Interesting!! Unfortunately, we do not expect that running Connect in "rootless, read-only filesystem" mode will work today 😞 That is definitely a direction that we are heading though! Just lots of work to resolve before we get there.

However, it looks like you have definitely made some meaningful progress! Well done!

Are you using the release-candidate chart with the --devel flag? This SA error message should be resolved by the RBAC that the RC candidate produces - I'm surprised to see it cropping up here if you are!

mr-miles commented 1 year ago

Thanks! I have done some more digging and even if I run it as a privileged container, it complains if I set the launcher namespace to anything other than the connect namespace.

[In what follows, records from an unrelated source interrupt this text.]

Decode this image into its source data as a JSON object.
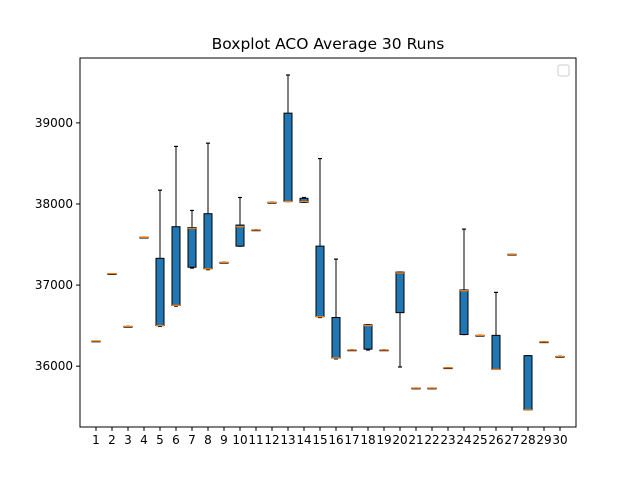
{
  "chart_data": {
    "type": "box",
    "title": "Boxplot ACO Average 30 Runs",
    "xlabel": "",
    "ylabel": "",
    "ylim": [
      35250,
      39800
    ],
    "yticks": [
      36000,
      37000,
      38000,
      39000
    ],
    "ytick_labels": [
      "36000",
      "37000",
      "38000",
      "39000"
    ],
    "categories": [
      "1",
      "2",
      "3",
      "4",
      "5",
      "6",
      "7",
      "8",
      "9",
      "10",
      "11",
      "12",
      "13",
      "14",
      "15",
      "16",
      "17",
      "18",
      "19",
      "20",
      "21",
      "22",
      "23",
      "24",
      "25",
      "26",
      "27",
      "28",
      "29",
      "30"
    ],
    "box_color": "#1f77b4",
    "median_color": "#ff7f0e",
    "legend": {
      "visible": true,
      "position": "upper right",
      "entries": []
    },
    "grid": false,
    "boxes": [
      {
        "label": "1",
        "whislo": 36310,
        "q1": 36310,
        "med": 36310,
        "q3": 36310,
        "whishi": 36310
      },
      {
        "label": "2",
        "whislo": 37140,
        "q1": 37140,
        "med": 37140,
        "q3": 37140,
        "whishi": 37140
      },
      {
        "label": "3",
        "whislo": 36490,
        "q1": 36490,
        "med": 36490,
        "q3": 36490,
        "whishi": 36490
      },
      {
        "label": "4",
        "whislo": 37590,
        "q1": 37590,
        "med": 37590,
        "q3": 37590,
        "whishi": 37590
      },
      {
        "label": "5",
        "whislo": 36490,
        "q1": 36500,
        "med": 36500,
        "q3": 37330,
        "whishi": 38170
      },
      {
        "label": "6",
        "whislo": 36740,
        "q1": 36750,
        "med": 36750,
        "q3": 37720,
        "whishi": 38710
      },
      {
        "label": "7",
        "whislo": 37210,
        "q1": 37220,
        "med": 37700,
        "q3": 37710,
        "whishi": 37920
      },
      {
        "label": "8",
        "whislo": 37190,
        "q1": 37200,
        "med": 37200,
        "q3": 37880,
        "whishi": 38750
      },
      {
        "label": "9",
        "whislo": 37280,
        "q1": 37280,
        "med": 37280,
        "q3": 37280,
        "whishi": 37280
      },
      {
        "label": "10",
        "whislo": 37480,
        "q1": 37480,
        "med": 37720,
        "q3": 37740,
        "whishi": 38080
      },
      {
        "label": "11",
        "whislo": 37680,
        "q1": 37680,
        "med": 37680,
        "q3": 37680,
        "whishi": 37680
      },
      {
        "label": "12",
        "whislo": 38020,
        "q1": 38020,
        "med": 38020,
        "q3": 38020,
        "whishi": 38020
      },
      {
        "label": "13",
        "whislo": 38030,
        "q1": 38030,
        "med": 38030,
        "q3": 39120,
        "whishi": 39590
      },
      {
        "label": "14",
        "whislo": 38020,
        "q1": 38020,
        "med": 38030,
        "q3": 38070,
        "whishi": 38080
      },
      {
        "label": "15",
        "whislo": 36600,
        "q1": 36610,
        "med": 36610,
        "q3": 37480,
        "whishi": 38560
      },
      {
        "label": "16",
        "whislo": 36090,
        "q1": 36100,
        "med": 36100,
        "q3": 36600,
        "whishi": 37320
      },
      {
        "label": "17",
        "whislo": 36200,
        "q1": 36200,
        "med": 36200,
        "q3": 36200,
        "whishi": 36200
      },
      {
        "label": "18",
        "whislo": 36200,
        "q1": 36210,
        "med": 36500,
        "q3": 36510,
        "whishi": 36510
      },
      {
        "label": "19",
        "whislo": 36200,
        "q1": 36200,
        "med": 36200,
        "q3": 36200,
        "whishi": 36200
      },
      {
        "label": "20",
        "whislo": 35990,
        "q1": 36660,
        "med": 37150,
        "q3": 37160,
        "whishi": 37160
      },
      {
        "label": "21",
        "whislo": 35730,
        "q1": 35730,
        "med": 35730,
        "q3": 35730,
        "whishi": 35730
      },
      {
        "label": "22",
        "whislo": 35730,
        "q1": 35730,
        "med": 35730,
        "q3": 35730,
        "whishi": 35730
      },
      {
        "label": "23",
        "whislo": 35980,
        "q1": 35980,
        "med": 35980,
        "q3": 35980,
        "whishi": 35980
      },
      {
        "label": "24",
        "whislo": 36390,
        "q1": 36390,
        "med": 36930,
        "q3": 36940,
        "whishi": 37690
      },
      {
        "label": "25",
        "whislo": 36380,
        "q1": 36380,
        "med": 36380,
        "q3": 36380,
        "whishi": 36380
      },
      {
        "label": "26",
        "whislo": 35960,
        "q1": 35960,
        "med": 35960,
        "q3": 36380,
        "whishi": 36910
      },
      {
        "label": "27",
        "whislo": 37380,
        "q1": 37380,
        "med": 37380,
        "q3": 37380,
        "whishi": 37380
      },
      {
        "label": "28",
        "whislo": 35460,
        "q1": 35460,
        "med": 35460,
        "q3": 36130,
        "whishi": 36130
      },
      {
        "label": "29",
        "whislo": 36300,
        "q1": 36300,
        "med": 36300,
        "q3": 36300,
        "whishi": 36300
      },
      {
        "label": "30",
        "whislo": 36120,
        "q1": 36120,
        "med": 36120,
        "q3": 36120,
        "whishi": 36120
      }
    ]
  }
}
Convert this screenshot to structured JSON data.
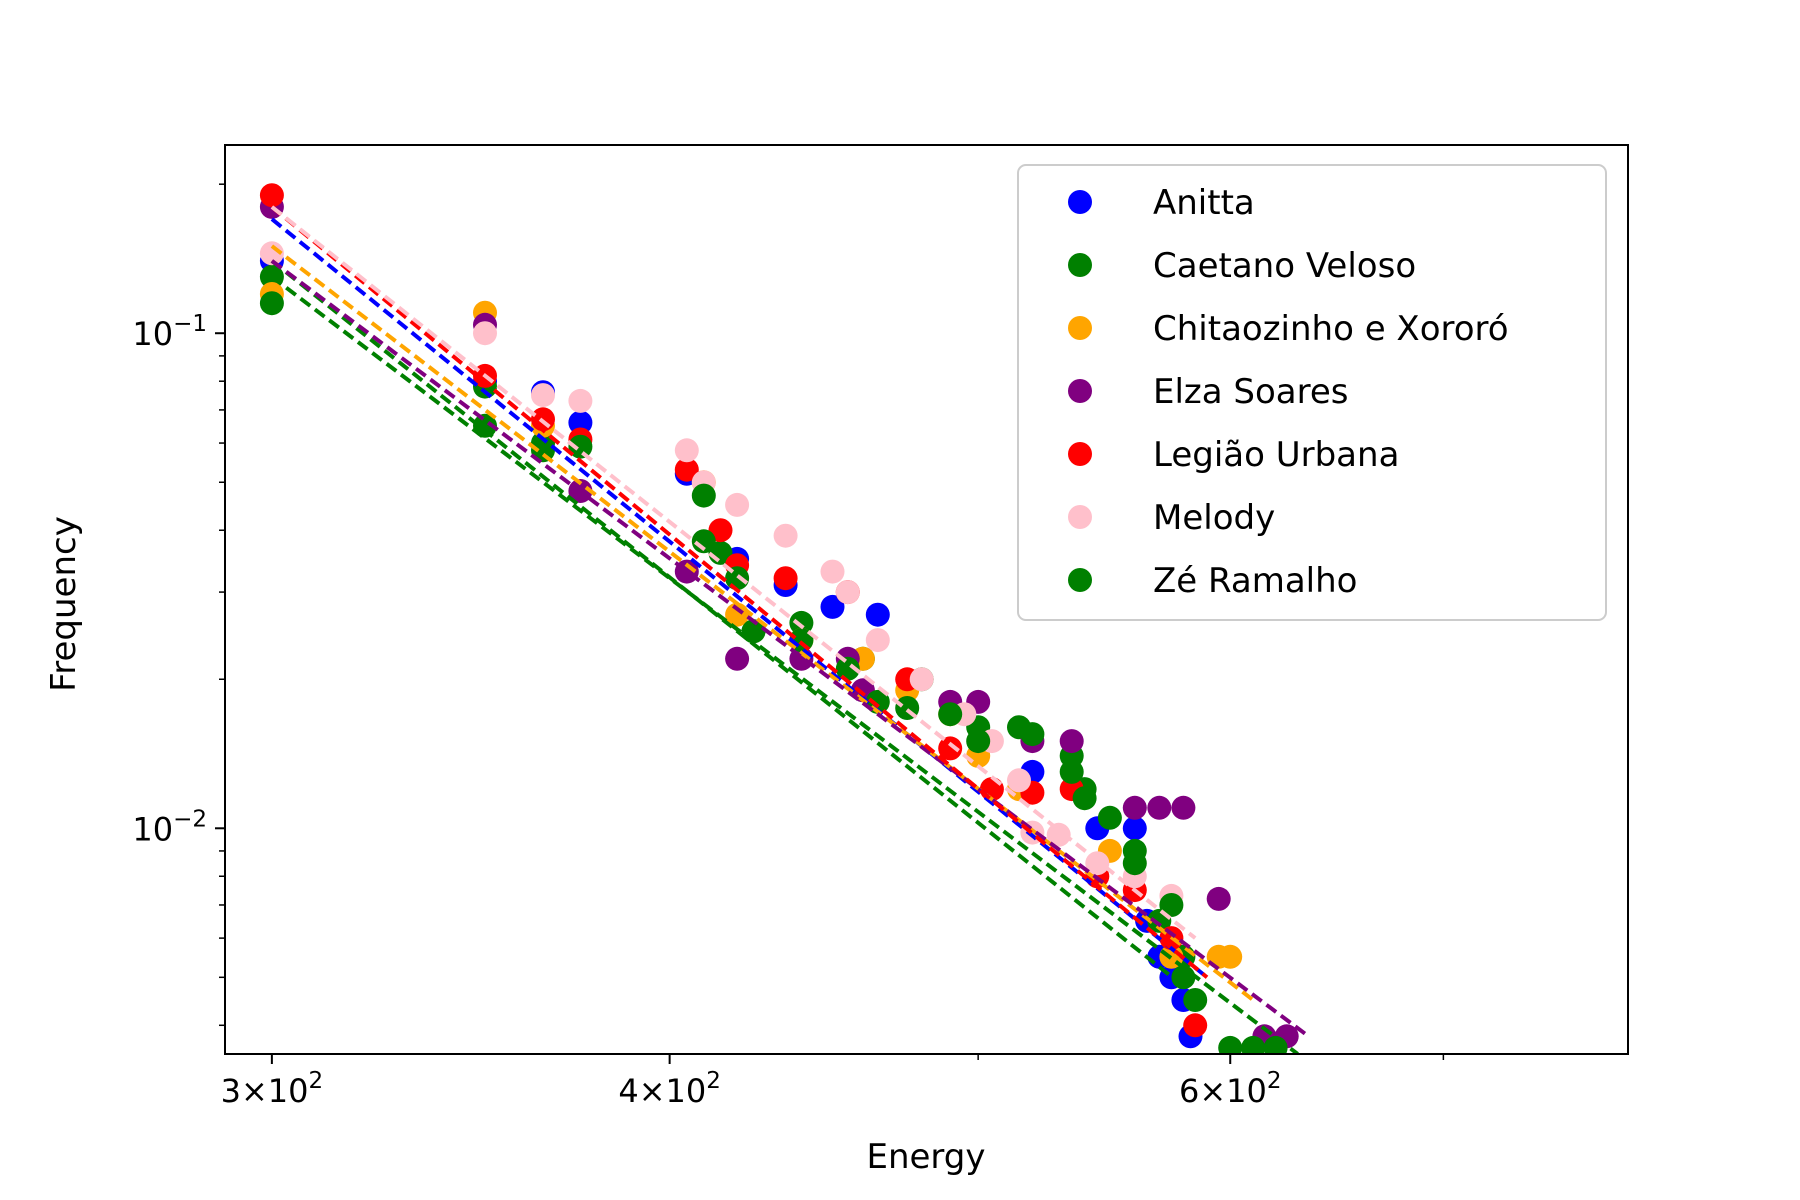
{
  "chart_data": {
    "type": "scatter",
    "x_scale": "log",
    "y_scale": "log",
    "xlabel": "Energy",
    "ylabel": "Frequency",
    "xlim": [
      290,
      800
    ],
    "ylim": [
      0.0035,
      0.24
    ],
    "x_ticks": [
      {
        "value": 300,
        "mant": "3",
        "exp": "2"
      },
      {
        "value": 400,
        "mant": "4",
        "exp": "2"
      },
      {
        "value": 600,
        "mant": "6",
        "exp": "2"
      }
    ],
    "x_minor_ticks": [
      500,
      700
    ],
    "y_ticks": [
      {
        "value": 0.1,
        "exp": "−1"
      },
      {
        "value": 0.01,
        "exp": "−2"
      }
    ],
    "legend": {
      "position": "top-right"
    },
    "series": [
      {
        "name": "Anitta",
        "color": "#0000ff",
        "points": [
          [
            300,
            0.14
          ],
          [
            350,
            0.08
          ],
          [
            365,
            0.076
          ],
          [
            375,
            0.066
          ],
          [
            405,
            0.052
          ],
          [
            420,
            0.035
          ],
          [
            435,
            0.031
          ],
          [
            450,
            0.028
          ],
          [
            465,
            0.027
          ],
          [
            520,
            0.013
          ],
          [
            545,
            0.01
          ],
          [
            560,
            0.01
          ],
          [
            565,
            0.0065
          ],
          [
            570,
            0.0055
          ],
          [
            575,
            0.005
          ],
          [
            580,
            0.0045
          ],
          [
            583,
            0.0038
          ]
        ],
        "fit": [
          [
            300,
            0.17
          ],
          [
            590,
            0.005
          ]
        ]
      },
      {
        "name": "Caetano Veloso",
        "color": "#008000",
        "points": [
          [
            300,
            0.13
          ],
          [
            350,
            0.078
          ],
          [
            365,
            0.06
          ],
          [
            415,
            0.036
          ],
          [
            425,
            0.025
          ],
          [
            440,
            0.026
          ],
          [
            460,
            0.022
          ],
          [
            480,
            0.02
          ],
          [
            500,
            0.016
          ],
          [
            515,
            0.016
          ],
          [
            535,
            0.014
          ],
          [
            540,
            0.012
          ],
          [
            560,
            0.009
          ],
          [
            570,
            0.0065
          ],
          [
            580,
            0.0055
          ]
        ],
        "fit": [
          [
            300,
            0.14
          ],
          [
            580,
            0.0048
          ]
        ]
      },
      {
        "name": "Chitaozinho e Xororó",
        "color": "#ffa500",
        "points": [
          [
            300,
            0.12
          ],
          [
            350,
            0.11
          ],
          [
            365,
            0.065
          ],
          [
            410,
            0.05
          ],
          [
            420,
            0.027
          ],
          [
            440,
            0.024
          ],
          [
            460,
            0.022
          ],
          [
            475,
            0.019
          ],
          [
            490,
            0.017
          ],
          [
            500,
            0.014
          ],
          [
            515,
            0.012
          ],
          [
            550,
            0.009
          ],
          [
            575,
            0.0055
          ],
          [
            595,
            0.0055
          ],
          [
            600,
            0.0055
          ]
        ],
        "fit": [
          [
            300,
            0.15
          ],
          [
            610,
            0.0045
          ]
        ]
      },
      {
        "name": "Elza Soares",
        "color": "#800080",
        "points": [
          [
            300,
            0.18
          ],
          [
            350,
            0.104
          ],
          [
            375,
            0.048
          ],
          [
            405,
            0.033
          ],
          [
            420,
            0.022
          ],
          [
            440,
            0.022
          ],
          [
            455,
            0.022
          ],
          [
            460,
            0.019
          ],
          [
            490,
            0.018
          ],
          [
            500,
            0.018
          ],
          [
            520,
            0.015
          ],
          [
            535,
            0.015
          ],
          [
            560,
            0.011
          ],
          [
            570,
            0.011
          ],
          [
            580,
            0.011
          ],
          [
            595,
            0.0072
          ],
          [
            615,
            0.0038
          ],
          [
            625,
            0.0038
          ]
        ],
        "fit": [
          [
            300,
            0.14
          ],
          [
            635,
            0.0038
          ]
        ]
      },
      {
        "name": "Legião Urbana",
        "color": "#ff0000",
        "points": [
          [
            300,
            0.19
          ],
          [
            350,
            0.082
          ],
          [
            365,
            0.067
          ],
          [
            375,
            0.061
          ],
          [
            405,
            0.053
          ],
          [
            415,
            0.04
          ],
          [
            420,
            0.034
          ],
          [
            435,
            0.032
          ],
          [
            455,
            0.03
          ],
          [
            475,
            0.02
          ],
          [
            490,
            0.0145
          ],
          [
            505,
            0.012
          ],
          [
            520,
            0.0118
          ],
          [
            535,
            0.012
          ],
          [
            545,
            0.008
          ],
          [
            560,
            0.0075
          ],
          [
            575,
            0.006
          ],
          [
            585,
            0.004
          ]
        ],
        "fit": [
          [
            300,
            0.18
          ],
          [
            590,
            0.005
          ]
        ]
      },
      {
        "name": "Melody",
        "color": "#ffc0cb",
        "points": [
          [
            300,
            0.145
          ],
          [
            350,
            0.1
          ],
          [
            365,
            0.075
          ],
          [
            375,
            0.073
          ],
          [
            405,
            0.058
          ],
          [
            410,
            0.05
          ],
          [
            420,
            0.045
          ],
          [
            435,
            0.039
          ],
          [
            450,
            0.033
          ],
          [
            455,
            0.03
          ],
          [
            465,
            0.024
          ],
          [
            480,
            0.02
          ],
          [
            495,
            0.017
          ],
          [
            505,
            0.015
          ],
          [
            515,
            0.0125
          ],
          [
            520,
            0.0098
          ],
          [
            530,
            0.0097
          ],
          [
            545,
            0.0085
          ],
          [
            560,
            0.008
          ],
          [
            575,
            0.0073
          ]
        ],
        "fit": [
          [
            300,
            0.18
          ],
          [
            585,
            0.006
          ]
        ]
      },
      {
        "name": "Zé Ramalho",
        "color": "#008000",
        "points": [
          [
            300,
            0.115
          ],
          [
            350,
            0.065
          ],
          [
            365,
            0.058
          ],
          [
            375,
            0.059
          ],
          [
            410,
            0.047
          ],
          [
            410,
            0.038
          ],
          [
            420,
            0.032
          ],
          [
            425,
            0.025
          ],
          [
            440,
            0.024
          ],
          [
            455,
            0.021
          ],
          [
            465,
            0.018
          ],
          [
            475,
            0.0175
          ],
          [
            490,
            0.017
          ],
          [
            500,
            0.015
          ],
          [
            520,
            0.0155
          ],
          [
            535,
            0.013
          ],
          [
            540,
            0.0115
          ],
          [
            550,
            0.0105
          ],
          [
            560,
            0.0085
          ],
          [
            575,
            0.007
          ],
          [
            580,
            0.005
          ],
          [
            585,
            0.0045
          ],
          [
            600,
            0.0036
          ],
          [
            610,
            0.0036
          ],
          [
            620,
            0.0036
          ]
        ],
        "fit": [
          [
            300,
            0.13
          ],
          [
            630,
            0.0035
          ]
        ]
      }
    ]
  }
}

With connect+launcher in the same namespace though, it appears to be working!

Deploying connect server to the namespace "rsc" via helm, this works:

launcher:
  enabled: true

but this does not:

launcher:
  enabled: true
  namespace: rsc-job

The namespace appears to be set correctly in the config at /var/lib/rstudio-connect-launcher/Kubernetes:

server-user=rstudio-connect
scratch-path=/var/lib/rstudio-connect-launcher/Kubernetes
profile-config=/etc/rstudio-connect/launcher/launcher.kubernetes.profiles.conf
kubernetes-namespace=rsc-job
verify-ssl-certs=1
certificate-authority=<b64-cert>
use-templating=1
job-expiry-hours=0.25

In the second (non-working) case, I opened a shell in the container and tested that the RBAC for the pod was set up to enable listing service accounts:

TOKEN=$(cat /var/run/secrets/kubernetes.io/serviceaccount/token) curl https://172.20.0.1/api/v1/namespaces/rsc-job/serviceaccounts -H "Authorization: Bearer $TOKEN" --cacert /var/run/secrets/kubernetes.io/serviceaccount/ca.crt

{
  "kind": "ServiceAccountList",
  "apiVersion": "v1",
  "metadata": {
    "resourceVersion": "21703890"
  },
  "items": [
    {
      "metadata": {
        "name": "default",
        "namespace": "rsc-job",
        "uid": "2b6d7eb0-b9d8-4f93-947d-f10ccd2a8c0b",
        "resourceVersion": "17399132",
        "creationTimestamp": "2023-05-31T16:47:53Z"
      }
    }
  ]

Is it possible there's been a regression for the case where the jobs are launched in a different namespace?